By Polly Mosendz
(Bloomberg) -- Thinking of getting married? Move to Arkansas.
That’s where this increasingly expensive proposition is usually cheapest, according to a survey of 13,000 American brides and grooms who got hitched last year.
But being cheapest doesn’t mean inexpensive—Arkansas weddings ring in at an average of $19,522, says the annual poll by wedding marketplace The Knot. Meanwhile, the average cost nationally is now $35,329, the highest since The Knot first began collecting data in 2007. Manhattan is the most expensive place to get married in the U.S., with a massive $78,464 average spend.
These numbers roughly mirror regional earnings. In 2015, the annual mean wage in Arkansas was $38,540, compared with $57,030 in New York state, and an average of $144,716 in Manhattan at the start of last year.
That hefty pricetag is just for the wedding itself—the honeymoon isn’t included. Reception, music, flowers, decor, videographer, attire, cake, invitations, transportation, favors, rehearsal dinner, and officiant all add up. The most expensive part in 2016 was renting the venue, which averaged $16,107 compared with $14,788 in 2015. The ring, band, and photographer weren’t far behind.
Though wedding costs are increasing, guest count isn’t going up. That means more money is being spent per attendee: $245 last year compared with $194 in 2009. The additional $51 is being used to personalize the experience and entertainment, The Knot found.
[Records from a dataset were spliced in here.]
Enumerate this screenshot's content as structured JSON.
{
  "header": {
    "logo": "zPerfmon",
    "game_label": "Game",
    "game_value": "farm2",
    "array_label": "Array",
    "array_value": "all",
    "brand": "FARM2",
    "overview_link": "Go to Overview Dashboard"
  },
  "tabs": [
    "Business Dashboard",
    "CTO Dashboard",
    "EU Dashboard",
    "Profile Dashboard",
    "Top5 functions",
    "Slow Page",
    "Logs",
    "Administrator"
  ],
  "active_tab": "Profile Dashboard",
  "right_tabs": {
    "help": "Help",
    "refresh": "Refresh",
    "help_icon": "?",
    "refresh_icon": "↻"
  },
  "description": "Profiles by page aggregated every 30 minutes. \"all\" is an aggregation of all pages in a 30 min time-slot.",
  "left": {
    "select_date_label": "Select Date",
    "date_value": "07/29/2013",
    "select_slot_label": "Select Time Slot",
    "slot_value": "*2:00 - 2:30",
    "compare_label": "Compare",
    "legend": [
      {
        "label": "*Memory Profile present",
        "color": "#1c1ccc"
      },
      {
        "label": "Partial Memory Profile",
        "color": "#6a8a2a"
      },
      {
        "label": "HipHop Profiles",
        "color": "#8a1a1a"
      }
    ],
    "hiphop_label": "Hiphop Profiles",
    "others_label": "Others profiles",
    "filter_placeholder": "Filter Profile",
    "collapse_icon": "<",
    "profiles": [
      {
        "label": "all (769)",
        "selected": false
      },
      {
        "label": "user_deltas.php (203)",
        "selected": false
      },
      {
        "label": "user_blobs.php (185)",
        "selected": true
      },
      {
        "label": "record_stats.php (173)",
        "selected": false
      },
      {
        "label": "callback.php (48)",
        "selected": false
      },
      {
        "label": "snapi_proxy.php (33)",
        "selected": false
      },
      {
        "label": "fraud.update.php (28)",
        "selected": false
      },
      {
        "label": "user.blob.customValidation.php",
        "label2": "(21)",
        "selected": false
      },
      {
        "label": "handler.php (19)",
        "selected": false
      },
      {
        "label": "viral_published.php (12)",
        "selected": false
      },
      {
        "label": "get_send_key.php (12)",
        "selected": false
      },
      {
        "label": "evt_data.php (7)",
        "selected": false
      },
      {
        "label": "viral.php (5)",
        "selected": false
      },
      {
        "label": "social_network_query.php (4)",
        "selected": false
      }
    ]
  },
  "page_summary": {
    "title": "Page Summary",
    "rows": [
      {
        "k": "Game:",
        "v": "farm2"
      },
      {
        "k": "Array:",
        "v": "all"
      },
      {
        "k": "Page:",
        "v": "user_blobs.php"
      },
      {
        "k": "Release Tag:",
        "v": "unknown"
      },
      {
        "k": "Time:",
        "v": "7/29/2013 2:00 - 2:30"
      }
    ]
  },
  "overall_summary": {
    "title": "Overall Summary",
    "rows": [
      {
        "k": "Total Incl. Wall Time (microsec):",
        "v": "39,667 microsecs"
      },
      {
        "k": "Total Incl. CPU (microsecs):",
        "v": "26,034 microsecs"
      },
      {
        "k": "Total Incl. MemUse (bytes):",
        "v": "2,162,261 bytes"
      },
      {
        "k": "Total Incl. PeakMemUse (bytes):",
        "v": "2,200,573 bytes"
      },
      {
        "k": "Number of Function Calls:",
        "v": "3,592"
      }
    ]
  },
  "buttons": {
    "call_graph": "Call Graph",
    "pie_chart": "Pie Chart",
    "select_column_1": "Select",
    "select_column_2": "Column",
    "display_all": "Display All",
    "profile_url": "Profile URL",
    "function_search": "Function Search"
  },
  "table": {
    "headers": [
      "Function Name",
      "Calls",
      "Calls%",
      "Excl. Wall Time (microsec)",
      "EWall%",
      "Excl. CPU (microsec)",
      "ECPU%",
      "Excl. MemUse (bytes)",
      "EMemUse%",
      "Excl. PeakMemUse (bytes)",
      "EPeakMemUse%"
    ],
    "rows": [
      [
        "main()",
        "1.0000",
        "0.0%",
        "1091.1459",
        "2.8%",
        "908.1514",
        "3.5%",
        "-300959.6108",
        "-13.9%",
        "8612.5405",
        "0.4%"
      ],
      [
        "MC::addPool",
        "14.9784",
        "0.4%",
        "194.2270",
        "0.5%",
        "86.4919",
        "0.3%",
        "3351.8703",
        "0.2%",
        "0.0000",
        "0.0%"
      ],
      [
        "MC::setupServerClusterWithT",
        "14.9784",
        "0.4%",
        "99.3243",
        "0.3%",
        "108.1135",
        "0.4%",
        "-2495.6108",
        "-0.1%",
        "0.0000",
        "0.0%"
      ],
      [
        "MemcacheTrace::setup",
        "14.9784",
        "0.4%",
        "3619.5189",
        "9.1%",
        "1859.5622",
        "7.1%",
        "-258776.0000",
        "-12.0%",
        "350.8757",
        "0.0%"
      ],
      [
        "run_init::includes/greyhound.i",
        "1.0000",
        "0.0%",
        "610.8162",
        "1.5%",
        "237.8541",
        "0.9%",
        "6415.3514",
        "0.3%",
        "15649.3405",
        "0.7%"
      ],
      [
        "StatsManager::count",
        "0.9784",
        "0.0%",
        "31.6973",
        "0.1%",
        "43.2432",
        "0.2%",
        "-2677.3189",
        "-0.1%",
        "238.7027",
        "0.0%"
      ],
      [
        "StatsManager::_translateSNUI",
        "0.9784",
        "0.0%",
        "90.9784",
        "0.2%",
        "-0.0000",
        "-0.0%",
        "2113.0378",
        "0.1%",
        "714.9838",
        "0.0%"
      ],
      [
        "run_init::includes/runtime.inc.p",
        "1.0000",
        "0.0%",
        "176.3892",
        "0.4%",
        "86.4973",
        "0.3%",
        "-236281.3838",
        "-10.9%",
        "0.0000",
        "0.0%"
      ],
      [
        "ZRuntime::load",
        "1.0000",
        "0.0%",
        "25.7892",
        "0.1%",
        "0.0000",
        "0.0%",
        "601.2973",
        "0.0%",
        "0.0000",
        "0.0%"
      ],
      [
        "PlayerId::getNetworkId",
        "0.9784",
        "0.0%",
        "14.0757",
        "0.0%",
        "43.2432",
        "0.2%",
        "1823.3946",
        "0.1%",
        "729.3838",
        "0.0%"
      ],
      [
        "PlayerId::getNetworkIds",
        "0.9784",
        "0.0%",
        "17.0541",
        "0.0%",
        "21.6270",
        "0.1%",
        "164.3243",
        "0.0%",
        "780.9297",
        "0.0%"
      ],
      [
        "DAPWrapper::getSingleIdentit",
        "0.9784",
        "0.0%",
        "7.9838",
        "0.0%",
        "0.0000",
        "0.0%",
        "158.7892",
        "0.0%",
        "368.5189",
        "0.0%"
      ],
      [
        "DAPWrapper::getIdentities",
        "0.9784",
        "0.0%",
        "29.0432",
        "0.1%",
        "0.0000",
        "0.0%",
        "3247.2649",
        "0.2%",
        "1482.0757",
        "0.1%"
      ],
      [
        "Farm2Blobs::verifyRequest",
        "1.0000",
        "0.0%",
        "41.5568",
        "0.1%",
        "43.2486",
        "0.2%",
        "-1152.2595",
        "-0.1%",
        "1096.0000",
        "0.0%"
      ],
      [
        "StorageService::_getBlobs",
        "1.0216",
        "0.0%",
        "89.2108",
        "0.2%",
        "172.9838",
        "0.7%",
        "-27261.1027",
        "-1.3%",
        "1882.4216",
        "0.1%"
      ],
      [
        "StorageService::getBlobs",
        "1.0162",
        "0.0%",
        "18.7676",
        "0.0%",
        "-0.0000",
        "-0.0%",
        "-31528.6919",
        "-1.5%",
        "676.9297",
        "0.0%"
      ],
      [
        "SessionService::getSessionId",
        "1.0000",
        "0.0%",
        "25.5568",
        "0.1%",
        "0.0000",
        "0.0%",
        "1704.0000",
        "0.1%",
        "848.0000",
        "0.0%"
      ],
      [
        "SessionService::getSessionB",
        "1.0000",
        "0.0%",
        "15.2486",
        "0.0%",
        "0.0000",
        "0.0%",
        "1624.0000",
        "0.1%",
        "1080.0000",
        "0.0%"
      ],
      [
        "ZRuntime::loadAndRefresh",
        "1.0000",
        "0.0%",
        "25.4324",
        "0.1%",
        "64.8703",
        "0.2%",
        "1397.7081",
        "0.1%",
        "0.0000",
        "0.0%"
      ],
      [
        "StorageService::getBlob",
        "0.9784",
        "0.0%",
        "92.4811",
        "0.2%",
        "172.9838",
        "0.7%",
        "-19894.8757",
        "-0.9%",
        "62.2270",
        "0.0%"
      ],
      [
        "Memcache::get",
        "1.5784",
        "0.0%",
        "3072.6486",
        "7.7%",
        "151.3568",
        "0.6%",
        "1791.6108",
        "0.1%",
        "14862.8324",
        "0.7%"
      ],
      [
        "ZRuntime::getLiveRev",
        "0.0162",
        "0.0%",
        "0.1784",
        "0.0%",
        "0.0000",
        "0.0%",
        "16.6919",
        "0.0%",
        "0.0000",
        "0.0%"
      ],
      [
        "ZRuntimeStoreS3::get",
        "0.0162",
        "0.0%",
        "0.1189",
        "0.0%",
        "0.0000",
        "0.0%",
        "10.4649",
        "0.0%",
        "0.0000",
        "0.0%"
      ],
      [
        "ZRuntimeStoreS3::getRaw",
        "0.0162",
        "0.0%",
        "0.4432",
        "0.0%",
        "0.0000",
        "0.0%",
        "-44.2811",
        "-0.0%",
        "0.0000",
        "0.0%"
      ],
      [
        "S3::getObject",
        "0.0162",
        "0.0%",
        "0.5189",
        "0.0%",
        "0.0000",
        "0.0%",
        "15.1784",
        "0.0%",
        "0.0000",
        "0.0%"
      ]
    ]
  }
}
For those invited to weddings this year, remember that figure when buying a gift (The old standby rule is “pay for your plate.”)
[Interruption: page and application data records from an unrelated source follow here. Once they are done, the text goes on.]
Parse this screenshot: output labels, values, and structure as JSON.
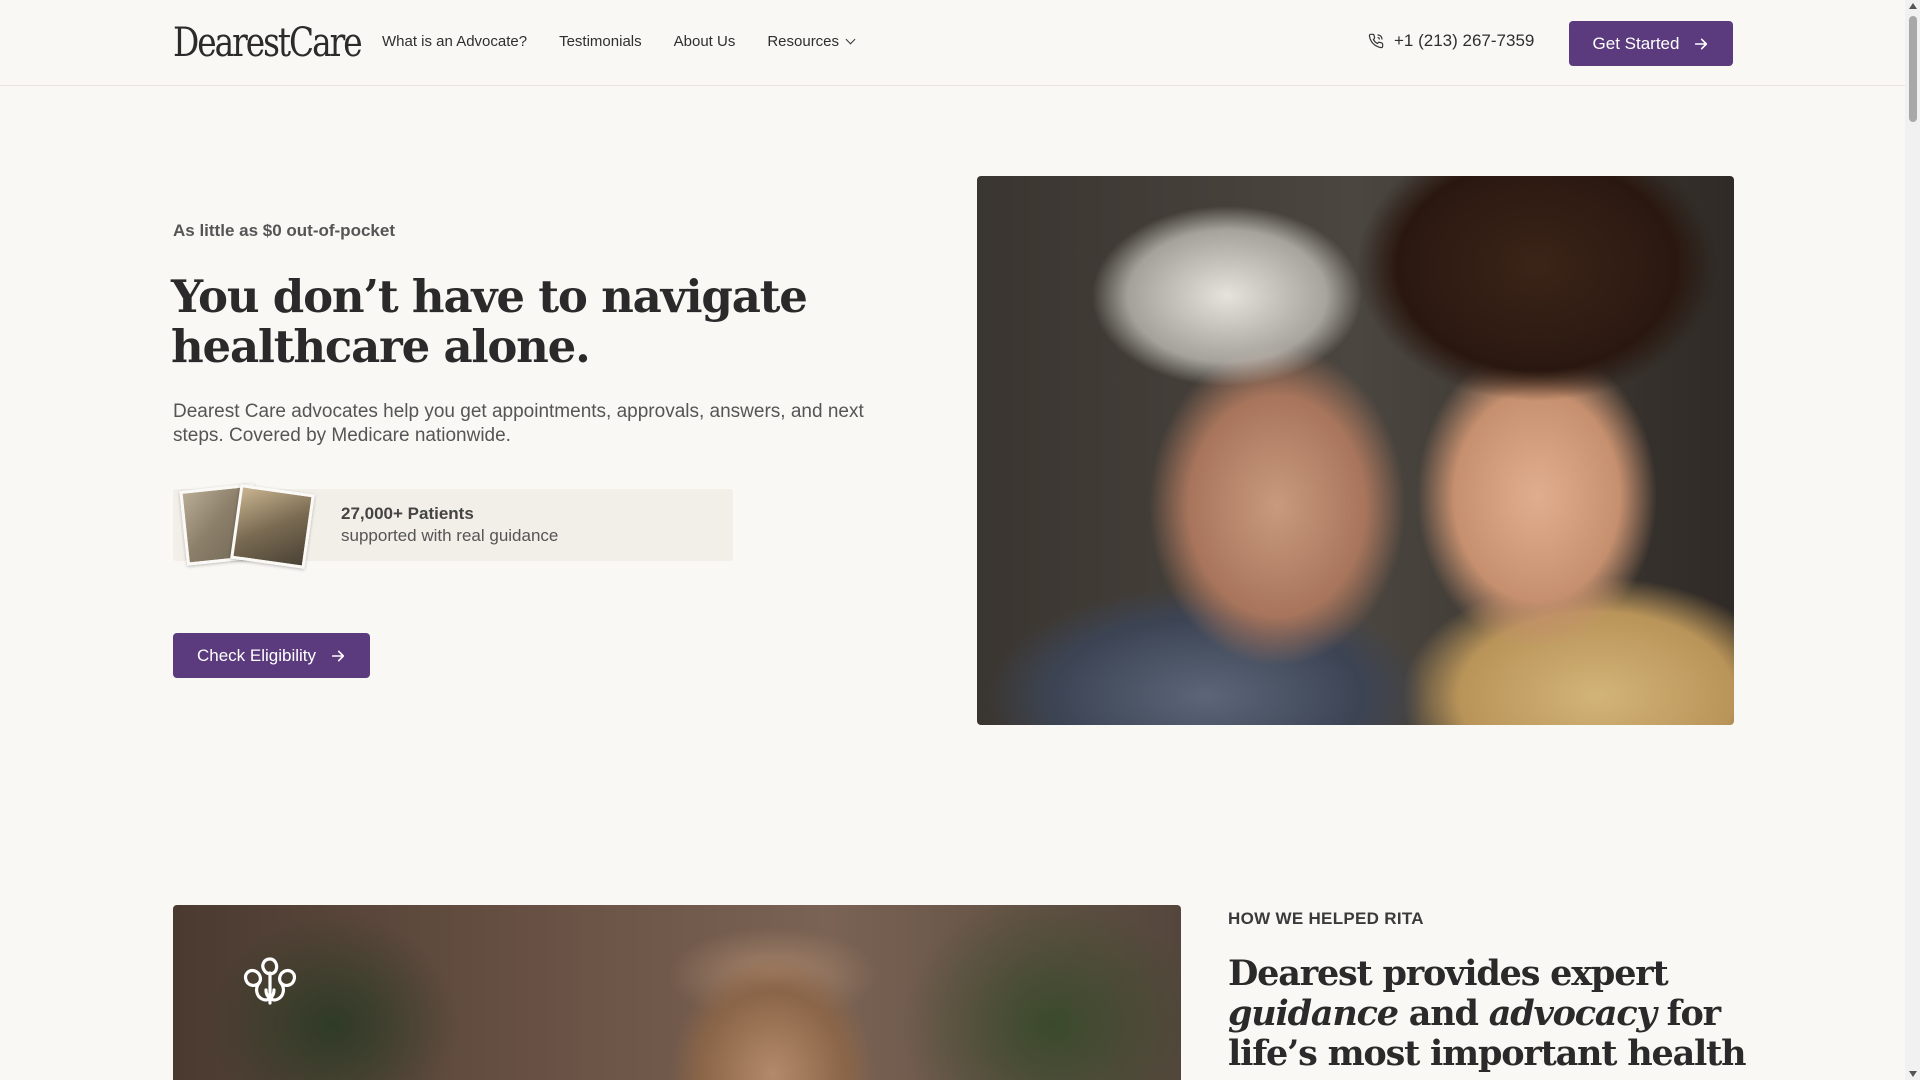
{
  "header": {
    "logo": "DearestCare",
    "nav": [
      {
        "label": "What is an Advocate?"
      },
      {
        "label": "Testimonials"
      },
      {
        "label": "About Us"
      },
      {
        "label": "Resources"
      }
    ],
    "phone": "+1 (213) 267-7359",
    "cta_label": "Get Started"
  },
  "hero": {
    "tagline": "As little as $0 out-of-pocket",
    "headline": "You don’t have to navigate healthcare alone.",
    "subtext": "Dearest Care advocates help you get appointments, approvals, answers, and next steps. Covered by Medicare nationwide.",
    "stats_title": "27,000+ Patients",
    "stats_subtitle": "supported with real guidance",
    "cta_label": "Check Eligibility"
  },
  "story": {
    "eyebrow": "HOW WE HELPED RITA",
    "headline_1": "Dearest provides expert ",
    "headline_em1": "guidance",
    "headline_2": " and ",
    "headline_em2": "advocacy",
    "headline_3": " for life’s most important health moments."
  },
  "colors": {
    "brand": "#5b3b7d",
    "background": "#faf8f5",
    "text": "#2a2a2a"
  },
  "icons": {
    "phone": "phone-icon",
    "arrow": "arrow-right-icon",
    "chevron": "chevron-down-icon",
    "brand_mark": "brand-mark-icon"
  }
}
But toasters and dishware don’t really pay for the big day, parents do. While gender roles have evolved in the workplace, they haven’t at the altar. The bride’s parents pay, on average, for 44 percent of the wedding, compared with 13 percent shelled out by the groom’s parents. And only 10 percent of couples had to pay for it themselves.
So, at least there’s that bit of good news for the happy couple.